Question

The two wires shown in figure are made of the same

material which has a breaking stress of $8{\times }^{8}N{M}^{-2}$. The area of cross section of the upper wire is $0.006c{m}^2$ and that of the lower wire is $0.003c{m}^2$. The mass $m_1=10kg,m_2=20kg$ and the hanger is light. (a) Find the maximum load that can be put on the hanger without breaking a wire.
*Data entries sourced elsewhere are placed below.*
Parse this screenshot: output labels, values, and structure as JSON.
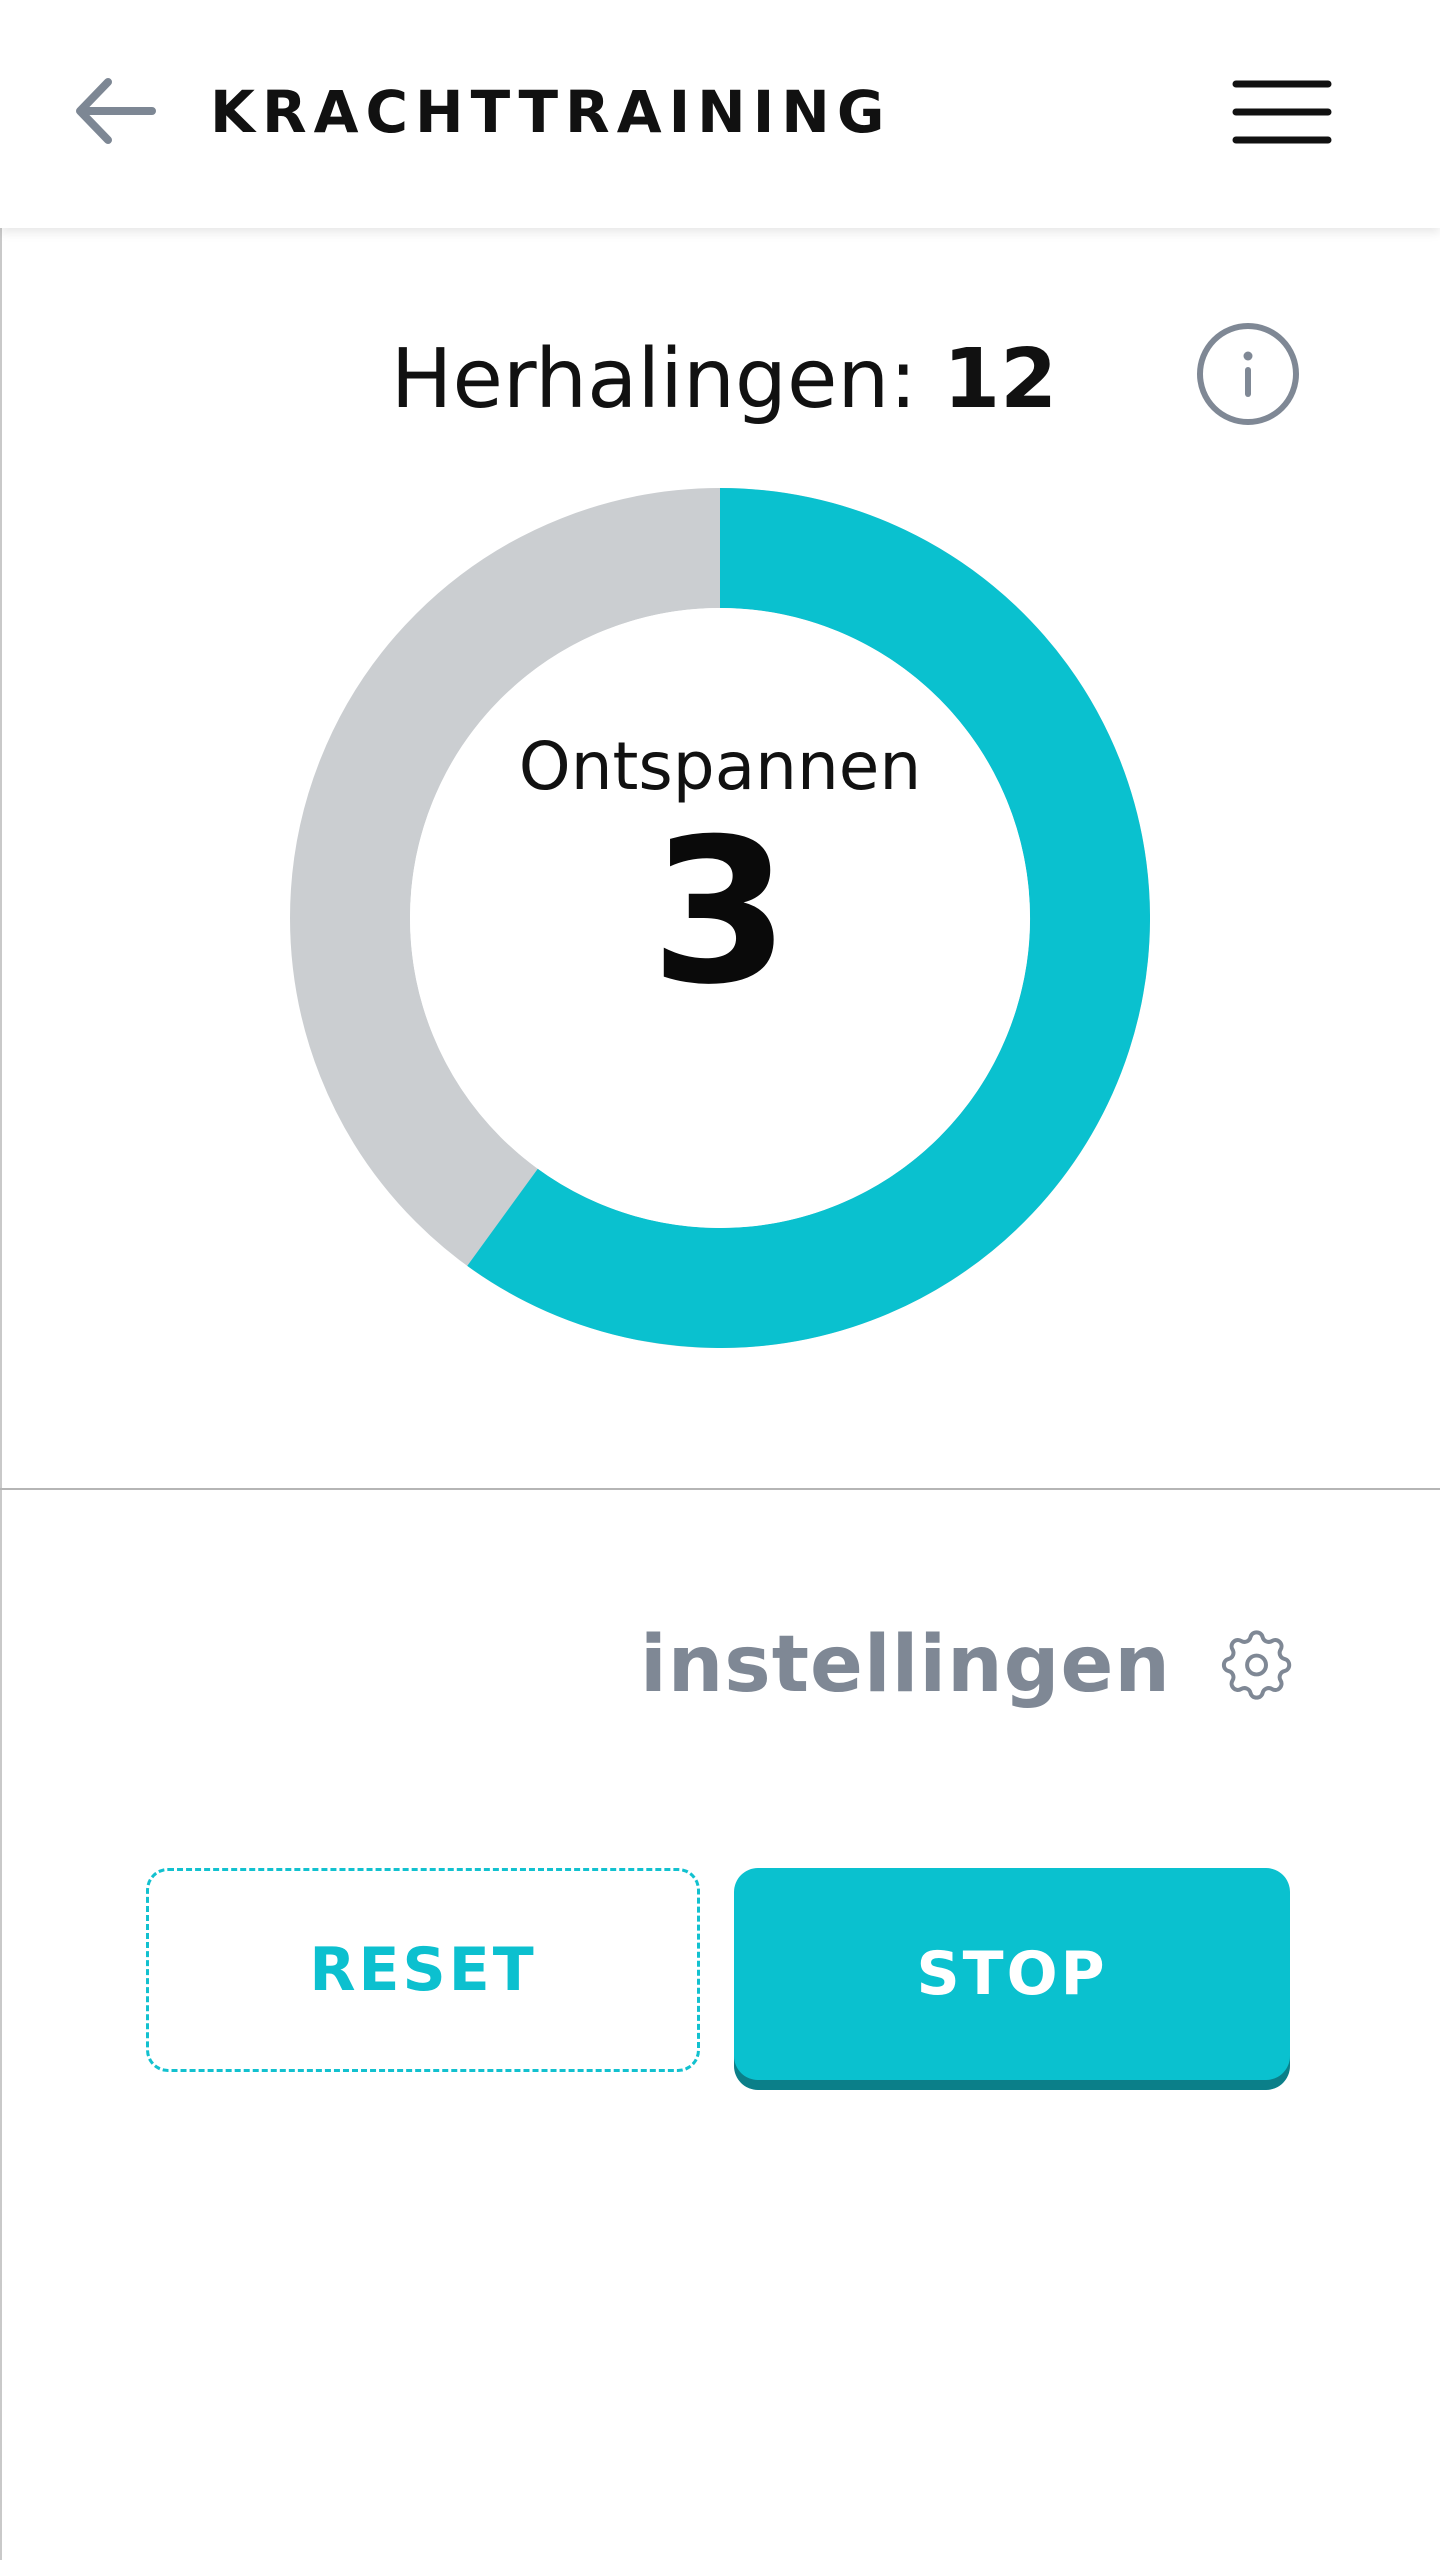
{
  "header": {
    "title": "KRACHTTRAINING",
    "back_icon": "arrow-left-icon",
    "menu_icon": "hamburger-menu-icon"
  },
  "repetitions": {
    "label": "Herhalingen:",
    "value": "12",
    "info_icon": "info-icon"
  },
  "timer": {
    "phase": "Ontspannen",
    "count": "3",
    "progress_fraction": 0.6,
    "colors": {
      "progress": "#0ac1cf",
      "track": "#cbced1",
      "inner": "#ffffff"
    }
  },
  "settings": {
    "label": "instellingen",
    "icon": "gear-icon"
  },
  "actions": {
    "reset_label": "RESET",
    "stop_label": "STOP"
  },
  "colors": {
    "accent": "#0ac1cf",
    "accent_dark": "#0b7f89",
    "muted": "#7f8895"
  }
}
Which wire will break first if the load is increaed ? (b) Repeat the above part if $m_1=10kg$ and $m_2=36kg.$

Answer 1

(a) Given that :

Stress = $8\times {10}^8\frac{1}{m^2}$

$A_u=0.006c{m}^3$

$A_1=0.003c{m}^2$

$m_1=10kg,m_2=20kg$

Therefore stress in lower rod

= $\frac{T_1}{A_1}=\frac{m_{1}g+wg}{A_1}$

(from free body diagram -2)

$\Rightarrow \frac{m_{1}g+wg}{A_1}=8\times {10}^8$

$\Rightarrow$ w = 14 kg

Stress in upper rod = $\frac{T_2}{A_2}=\frac{m_{2}g+m_{1}g+wg}{A_2}$

For FBD-2

$\Rightarrow \frac{m_{2}g+m_{1}g+wg}{A_2}=8\times {10}^8$

$\Rightarrow$ w = 18 kg

For same stress the maximum load that can be put is 14 kg. If the load is increased the lower wire will break first.

(b) If $m_1=10kg$

and $m_2=36kg$

$\Rightarrow \frac{T_1}{A_1}=\frac{m_{1}g+wg}{A_1}=8times{10}^5$

$\Rightarrow$ w = 14 kg

$\Rightarrow \frac{T_2}{A_2}=\frac{m_{2}g+m_{1}g+wg}{A_2}$

= $8\times {10}^5=2kg$

The maximum load that can be put is 2 kg. Upper wire will break first if load is increased.